Europe's youths aren't working. Youth unemployment in Spain is close to 45%, in Greece 40%, 30% in Ireland and Italy. In the UK some 20% can't find work. Yet modern Europe is a continent based on consumer consumption; the TV ads haven't changed since 2008. A snappy little Fiat, the latest iPad, a DFS sofa, financial products, designer coffee, a home and cat - all dangled as aspirational should-haves to two-thirds of a generation. The workless third are expected to be patient and wait, I guess.
That last sentence wasn't a throwaway. 30% youth unemployment can mean either that all youths can expect to be employed 2/3rds of the time or that 2/3rds of youths are employed all of the time and 1/3 for none of the time.

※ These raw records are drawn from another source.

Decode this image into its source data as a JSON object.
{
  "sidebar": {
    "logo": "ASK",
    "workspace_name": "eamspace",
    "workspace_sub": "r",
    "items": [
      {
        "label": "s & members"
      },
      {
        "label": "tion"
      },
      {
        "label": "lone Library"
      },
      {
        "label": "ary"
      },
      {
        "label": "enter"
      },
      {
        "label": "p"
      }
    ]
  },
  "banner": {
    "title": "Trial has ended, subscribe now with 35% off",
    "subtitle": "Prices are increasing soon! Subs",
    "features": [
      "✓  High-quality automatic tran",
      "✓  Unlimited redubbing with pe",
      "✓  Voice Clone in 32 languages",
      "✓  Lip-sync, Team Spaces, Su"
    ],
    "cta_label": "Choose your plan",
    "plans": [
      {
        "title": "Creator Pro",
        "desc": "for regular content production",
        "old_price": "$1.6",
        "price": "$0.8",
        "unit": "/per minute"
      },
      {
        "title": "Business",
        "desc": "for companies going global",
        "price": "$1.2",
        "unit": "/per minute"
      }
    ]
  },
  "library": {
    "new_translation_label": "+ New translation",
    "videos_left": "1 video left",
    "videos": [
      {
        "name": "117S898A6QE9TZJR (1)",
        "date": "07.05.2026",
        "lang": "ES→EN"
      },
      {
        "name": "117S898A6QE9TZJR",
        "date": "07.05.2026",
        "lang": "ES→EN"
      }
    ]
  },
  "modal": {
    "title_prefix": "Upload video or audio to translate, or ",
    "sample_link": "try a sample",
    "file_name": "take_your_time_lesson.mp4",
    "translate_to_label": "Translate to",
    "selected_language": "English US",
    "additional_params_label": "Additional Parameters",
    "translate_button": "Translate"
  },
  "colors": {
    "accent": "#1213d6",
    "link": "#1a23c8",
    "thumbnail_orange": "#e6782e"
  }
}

Surprisingly, Spain, with employers who as a body avoid giving a permanent contract and its obligations to the young, is among the job-sharers; all young people tend to have some work, albeit short-term, with gaps between contracts. The UK is among nations that should be wary of creating the opposite, a cohort of adults who have passed through youth without having ever worked, for here lies a timebomb.
Those who have had work experience, albeit a series of short-term and insecure contracts, will settle into full-time permanent employment as soon as they have the chance. Those who have never had work experience by the time they hit 35 are unlikely ever to work during their working lifespan. This timebomb is the result of well-meaning but actually destructive employment protection measures of the kind promulgated by the Labour Party and the EU.
Let's ensure we're in the former group; if young people have to share flats (and costs) to even-out short term contracts, if they have to learn to live for twelve months on nine months' earnings (and both short-term tax breaks and better hourly rates would help here) and if they have to take the iPad this year and defer the new Fiat to 2013 this is infinitely better than creating a deadweight cohort of unemployable, unfulfilled and wrecked lives. The more flexible and less secure our youth labour market, the better the long term chances of all our young people.